A protester holds up a photo of slain Hezbollah Secretary General Hassan Nasrallah during a pro-Palestine rally in Melbourne on Sunday
Flags representing these terrorist organizations, waved by young men hiding their identities behind face masks, presumably in an attempt to evade police detection, cannot be justified under the banner of freedom of expression.
Opposition leader Peter Dutton has called for action. Labor Chancellor of the Exchequer Katy Gallagher called him divisive when he did so.
Dutton is the divisive one because he is willing to expose the bad behavior of a few? Give me a break.
The Prime Minister took a deep breath and said what happened this weekend was “worrying”, declining to name the terrorist organization.
The government has announced a special envoy to ‘fight Islamophobia’, as if that will solve the deteriorating situation on our streets.
The right to protest is something that democracies highly value, but there are limits.

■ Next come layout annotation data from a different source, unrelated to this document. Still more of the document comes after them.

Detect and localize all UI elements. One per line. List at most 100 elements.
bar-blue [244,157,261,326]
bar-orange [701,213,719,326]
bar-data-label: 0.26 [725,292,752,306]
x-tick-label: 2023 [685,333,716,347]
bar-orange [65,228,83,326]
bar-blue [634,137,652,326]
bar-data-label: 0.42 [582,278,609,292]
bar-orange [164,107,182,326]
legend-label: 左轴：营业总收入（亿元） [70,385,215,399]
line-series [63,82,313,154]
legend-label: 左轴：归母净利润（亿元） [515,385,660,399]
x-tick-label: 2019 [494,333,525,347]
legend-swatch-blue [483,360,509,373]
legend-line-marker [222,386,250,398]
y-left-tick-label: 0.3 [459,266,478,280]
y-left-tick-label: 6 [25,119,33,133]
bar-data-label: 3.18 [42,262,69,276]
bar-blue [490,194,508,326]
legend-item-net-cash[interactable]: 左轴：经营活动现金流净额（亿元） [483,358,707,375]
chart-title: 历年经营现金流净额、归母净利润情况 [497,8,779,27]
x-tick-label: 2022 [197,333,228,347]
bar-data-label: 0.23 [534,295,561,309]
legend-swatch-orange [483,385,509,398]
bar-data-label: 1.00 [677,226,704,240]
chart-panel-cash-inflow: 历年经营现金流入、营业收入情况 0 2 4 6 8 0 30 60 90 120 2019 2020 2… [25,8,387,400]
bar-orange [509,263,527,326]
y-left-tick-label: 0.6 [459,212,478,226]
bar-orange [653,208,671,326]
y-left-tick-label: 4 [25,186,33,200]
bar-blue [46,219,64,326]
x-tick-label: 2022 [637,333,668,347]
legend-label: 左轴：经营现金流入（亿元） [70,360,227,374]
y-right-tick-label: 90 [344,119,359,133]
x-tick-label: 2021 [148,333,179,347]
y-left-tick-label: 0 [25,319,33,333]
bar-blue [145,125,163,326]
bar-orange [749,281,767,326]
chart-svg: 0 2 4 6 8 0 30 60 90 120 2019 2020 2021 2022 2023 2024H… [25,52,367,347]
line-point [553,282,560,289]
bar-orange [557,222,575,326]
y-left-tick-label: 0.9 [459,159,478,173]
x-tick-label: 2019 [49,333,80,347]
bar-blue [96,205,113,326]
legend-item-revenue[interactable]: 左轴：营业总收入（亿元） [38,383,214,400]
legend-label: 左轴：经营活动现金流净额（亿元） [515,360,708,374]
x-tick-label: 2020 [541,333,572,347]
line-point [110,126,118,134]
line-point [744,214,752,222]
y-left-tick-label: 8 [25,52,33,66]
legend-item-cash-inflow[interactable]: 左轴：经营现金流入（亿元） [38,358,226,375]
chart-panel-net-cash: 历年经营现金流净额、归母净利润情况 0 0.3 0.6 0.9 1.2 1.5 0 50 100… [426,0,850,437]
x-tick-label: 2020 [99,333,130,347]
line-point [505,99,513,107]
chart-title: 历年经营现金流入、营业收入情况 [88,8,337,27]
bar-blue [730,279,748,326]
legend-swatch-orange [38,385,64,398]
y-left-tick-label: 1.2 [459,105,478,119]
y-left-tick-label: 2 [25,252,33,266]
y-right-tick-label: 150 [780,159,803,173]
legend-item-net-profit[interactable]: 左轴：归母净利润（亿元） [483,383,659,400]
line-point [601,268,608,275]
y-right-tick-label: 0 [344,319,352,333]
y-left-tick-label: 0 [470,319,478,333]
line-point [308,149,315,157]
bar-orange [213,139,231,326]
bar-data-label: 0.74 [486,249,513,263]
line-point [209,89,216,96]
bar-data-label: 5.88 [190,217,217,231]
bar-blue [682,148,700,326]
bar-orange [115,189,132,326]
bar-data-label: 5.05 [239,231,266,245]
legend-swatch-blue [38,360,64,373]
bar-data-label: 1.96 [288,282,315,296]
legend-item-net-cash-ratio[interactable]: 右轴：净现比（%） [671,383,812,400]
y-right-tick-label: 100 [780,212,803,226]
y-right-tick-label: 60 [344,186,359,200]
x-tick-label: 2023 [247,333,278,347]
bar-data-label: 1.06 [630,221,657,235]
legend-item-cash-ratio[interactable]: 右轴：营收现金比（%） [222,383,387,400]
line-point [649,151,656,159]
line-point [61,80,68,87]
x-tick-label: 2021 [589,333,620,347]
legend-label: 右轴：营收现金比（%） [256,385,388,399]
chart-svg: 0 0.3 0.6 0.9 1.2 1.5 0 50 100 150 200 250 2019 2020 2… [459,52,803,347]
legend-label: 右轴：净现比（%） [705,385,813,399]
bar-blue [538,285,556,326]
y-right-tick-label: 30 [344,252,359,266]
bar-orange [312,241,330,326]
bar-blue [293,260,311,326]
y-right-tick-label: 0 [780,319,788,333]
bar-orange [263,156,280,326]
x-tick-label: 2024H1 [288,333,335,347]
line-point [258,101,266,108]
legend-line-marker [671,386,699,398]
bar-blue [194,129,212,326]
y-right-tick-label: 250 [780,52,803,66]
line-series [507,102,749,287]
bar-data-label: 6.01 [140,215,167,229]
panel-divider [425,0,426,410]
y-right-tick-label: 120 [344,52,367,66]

Where are the left-wing voices expressing their concerns about what we are witnessing?
Remember when then Opposition Leader Tony Abbott was addressing a rally outside Parliament House and signs appeared behind him saying: ‘Juliar is Bob Brown’s b**ch’?
It was a protest against the carbon tax.
Abbott claimed not to have known the signs were there and condemned them when confronted with the images.
The famous signals that got Tony Abbott in trouble
In any case, the offensive nature of these banners – and they certainly were offensive – pales into insignificance next to the advocacy signs now calling for martyrdom on behalf of an officially designated terrorist organization.
And some federal lawmakers have even attended these weekend rallies and others like them in recent months, presumably as a show of support.
According to reports yesterday, Greens deputy leader Mehreen Faruqi was in Sydney this weekend.
Where is the social media outrage that still resonates today when it comes to Abbott’s far less evil actions from over a decade ago than what we see now?
The hypocrisy is evident.
There is no doubt about Labour’s political timidity in dealing with growing public advocacy for violent terrorist organizations, as Labor does not want to face a backlash in Muslim communities in the outer metropolitan electorates ahead of a tight election campaign.
Protesters at a pro-Palestine rally in Melbourne earlier this year. There is no suggestion that the individuals depicted above support Hamas or Hezbollah
As sickening as this reasoning is, the Greens are also trying to leverage pro-Palestinian advocacy in the inner-city areas of Sydney and Melbourne.
We’ve already seen how anti-Semitic (and out of control) such protests can get on college campuses.
One wonders whether some of the left’s more radical proponents—who espouse partisans on a variety of issues designed to “destroy capitalism”—will ever think about how they should live under the terrorist regimes that have been in charge in parts. of Palestine.
In short, they probably wouldn’t live under it for long, because most left-wing values on everything from sexuality to drug liberalization and many other freedoms of expression conflict with the way Hamas, for example, governs Gaza.
And that’s just the beginning.
But out of the luxury of enjoying protection in this country, these eternal opponents of the Western values from which they benefit are siding with the kinds of organizations that would deprive them of their rights.
Politicians must rise above such stupidity and promote the national interest. In the case of the Labor government, this means they need to do much more than is currently the case.